Aquí tienes la entrevista a Beatriz Gutiérrez, directora del Máster en Terrorismo, Seguridad y Defensa de la Universidad Europea.
Beatriz Gutiérrez, directora del Máster en Terrorismo, Seguridad y Defensa de la Univ. Europea, analiza cómo el control de Ormuz y la incertidumbre afectan al mercado energético global.
El estrecho de Ormuz, clave para el mercado petrolero
Por el estrecho de Ormuz entra y sale aproximadamente el 20% del crudo y del gas que se comercializa a nivel mundial. Actualmente, la zona cuenta con dos carriles: uno de entrada y uno de salida. "Normalmente entran por Irán y salen por Omán, por la parte sur del estrecho", detalla la experta.

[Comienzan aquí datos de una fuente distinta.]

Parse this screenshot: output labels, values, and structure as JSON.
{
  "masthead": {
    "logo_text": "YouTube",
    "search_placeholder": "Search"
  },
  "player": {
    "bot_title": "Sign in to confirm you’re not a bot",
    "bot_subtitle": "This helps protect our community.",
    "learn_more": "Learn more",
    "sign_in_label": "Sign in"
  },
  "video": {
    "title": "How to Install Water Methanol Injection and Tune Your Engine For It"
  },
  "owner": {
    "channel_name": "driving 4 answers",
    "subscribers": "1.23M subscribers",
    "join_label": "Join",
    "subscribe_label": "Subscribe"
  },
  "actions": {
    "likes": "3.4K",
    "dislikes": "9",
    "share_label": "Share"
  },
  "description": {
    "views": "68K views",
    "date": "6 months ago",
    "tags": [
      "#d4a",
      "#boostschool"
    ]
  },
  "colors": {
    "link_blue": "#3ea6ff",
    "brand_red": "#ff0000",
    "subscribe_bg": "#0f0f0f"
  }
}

Sin embargo, la situación entraña muchísimo riesgo para las empresas de comercio marítimo.
La zona de Omán, aunque está dentro del rango de ataque de Irán, permanece abierta, pero si un barco pasa por esa vía sur, no puede salir porque está ocupada. "Si entran dentro de Ormuz por la parte sur, luego ya una vez dentro del Golfo Pérsico, el problema es que están dentro del rango de alcance de los misiles y de los drones iraníes", advierte Gutiérrez.
Esta situación está llevando a muchas empresas a pensar en abandonar esa ruta y utilizar rutas alternativas que son más seguras, pero que por la extensión del trayecto encarecerían el producto. Arabia Saudí, por ejemplo, saca también parte de su crudo por el Mar Rojo, pero la diversificación tiene un coste económico.

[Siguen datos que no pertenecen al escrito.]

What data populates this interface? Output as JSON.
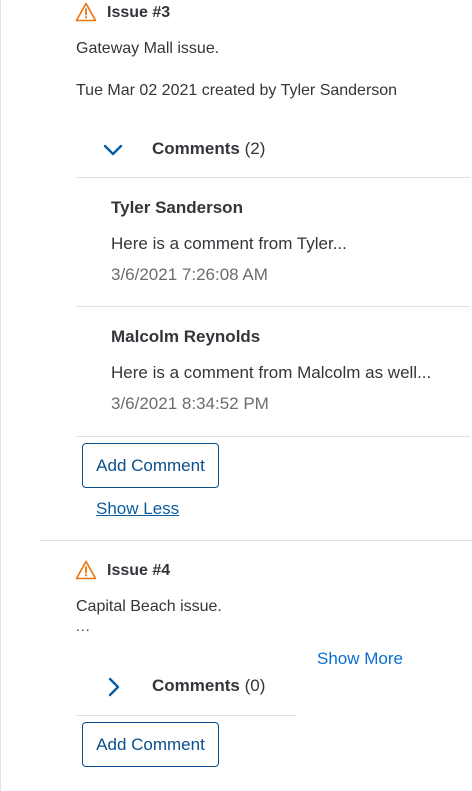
{
  "issues": [
    {
      "title": "Issue #3",
      "description": "Gateway Mall issue.",
      "meta": "Tue Mar 02 2021 created by Tyler Sanderson",
      "comments_label": "Comments",
      "comments_count": "(2)",
      "comments": [
        {
          "author": "Tyler Sanderson",
          "text": "Here is a comment from Tyler...",
          "date": "3/6/2021 7:26:08 AM"
        },
        {
          "author": "Malcolm Reynolds",
          "text": "Here is a comment from Malcolm as well...",
          "date": "3/6/2021 8:34:52 PM"
        }
      ],
      "add_comment_label": "Add Comment",
      "show_less_label": "Show Less"
    },
    {
      "title": "Issue #4",
      "description": "Capital Beach issue.",
      "ellipsis": "...",
      "show_more_label": "Show More",
      "comments_label": "Comments",
      "comments_count": "(0)",
      "add_comment_label": "Add Comment"
    }
  ],
  "colors": {
    "accent": "#0a6ed1",
    "warning": "#e9730c",
    "text": "#32363a",
    "muted": "#6a6d70"
  },
  "icons": {
    "warning": "warning-triangle-icon",
    "collapse": "chevron-down-icon",
    "expand": "chevron-right-icon"
  }
}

Irán aprovecha las negociaciones para rearmarse
Según Gutiérrez, el ala pragmática iraní plantea a su población que están utilizando el tiempo de negociación para rearmarse, para volver a conseguir aliados y dinero. "Este tiempo de negociación lo estamos utilizando para reforzarnos", transmiten las autoridades iraníes a su ciudadanía.
Esta estrategia deja a la comunidad internacional en una posición complicada. "Si utilizan la negociación para rearmarse, que es perfectamente lógico en términos estratégicos, pero tampoco estamos alcanzando ningún tipo de acuerdo ni estamos alcanzando ningún tipo de solución militar", reflexiona la directora del máster.
Mientras tanto, Ormuz permanece cerrado, siguen los ataques a los navíos y el tema de la nuclearización de Irán tampoco se ha resuelto. La experta se inclina por un escenario en el que las negociaciones se prolongarán hasta septiembre, ya que "los temas todavía a zanjar sobre la mesa son temas muy complejos" y Irán no quiere perder el control del estrecho, una baza estratégica tremenda que le permite mantener su posición negociadora.